A controversial new “right to die” card is being offered to the public that allows anyone to refuse treatment in a medical emergency. Who carries it, and why?
It’s a morbid question, but one that many of us have pondered at least once.
If I hadn’t just escaped that dreadful accident, where would I be now? Would I rather be dead than depend on others to keep me alive?
A new card seeks to address that very question. Available in pubs, banks, libraries, GP surgeries, even some churches, the Advanced Decision to Refuse Treatment (ADRT) card sits snugly in a wallet or purse and instructs a doctor to withhold treatment should the carrier lose the capacity to make decisions, because of an accident or illness.
My wife and I have spoken of these issues a great deal recently. We have discussed our rights, issues of quality of life, what we believe the Lord would want us to do. Here are two sides of our conversations.
I think that carrying card such as this would weigh down my wallet. It is a terribly difficult decision that should involve one’s family and especially one’s spouse. I would vastly prefer any such decision to be made by my family, rather than some unknown doctor. My wife’s cousins were faced with this decision about their mother, following a massive and irreversible stroke. Knowing their mother’s wishes, and realizing the inevitability of their mother’s future, they decided to remove all of the life support systems.
Last week we buried one of our best friends who died after a year long struggle with a highly malignant brain tumour. His last weeks were agonizing to watch as he became progressively unable to perform even the most basic functions of independence. He was in great discomfort and pain to the point that, during the last week of his life, his wife prayed for the Lord to take him home.

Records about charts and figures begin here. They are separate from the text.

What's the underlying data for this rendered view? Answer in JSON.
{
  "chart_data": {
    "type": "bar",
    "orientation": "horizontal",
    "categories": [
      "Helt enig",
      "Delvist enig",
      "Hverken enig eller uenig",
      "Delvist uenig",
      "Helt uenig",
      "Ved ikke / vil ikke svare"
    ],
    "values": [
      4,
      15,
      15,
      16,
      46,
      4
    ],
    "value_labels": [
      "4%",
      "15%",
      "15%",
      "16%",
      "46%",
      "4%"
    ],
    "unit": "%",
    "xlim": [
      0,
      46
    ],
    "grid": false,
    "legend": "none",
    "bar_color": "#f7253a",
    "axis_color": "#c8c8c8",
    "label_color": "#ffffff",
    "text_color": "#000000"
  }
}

I visited him many times, especially during his last weeks. By this time, he could only speak in a very low whisper and yet our conversations always centered on how my family was doing, my own illness and how I was coping. We spoke of the sailing and fishing trips that we had taken together, people in his life, and his love of Jesus. He wanted his illness and death to be a witness to God’s faithful and complete mercy and love for him and his family. At his funeraL service, he was still very much alive to everyone present. We had lost, but not lost, a wonderful friend, for Gary had just gone through a door to sit with a crown of victory on his head at the glorious feet of His Master.
That’s interesting that this is framed in terms of “right to die.” I hear “right to die” and think of the Kevorkian assisted suicide debate. To me, “right to die” is an active not passive connotation. What used to be called “extraordinary means” is now apparently the normative means that one has to specifically carry a “right to die” card to refuse.
#2:
Well Duh. If you come to an ER, the presumption is that you would wish to survive. Please note that the above “right to die” card is for any medical emergency.
You are in a car accident and have a ruptured spleen. The paramedics find your “right to die” card and so you are shunted off to your friendly neighborhood hospice, where they will make sure that your morphine dose is sufficiently high that you will not notice bleeding to death.
Yes, 50 years ago, a splenectomy was considered “extraordinary means”. Now it is pretty ordinary means.
Maybe folks with cancer would prefer to die if they fall down the stairs and break their hips, (a death sentence before WWII) but most folks I know would rather get their hips fixed, and get on with their lives.
Far better than this stupid card would be to have a durable power of attorney vested in somebody you trust.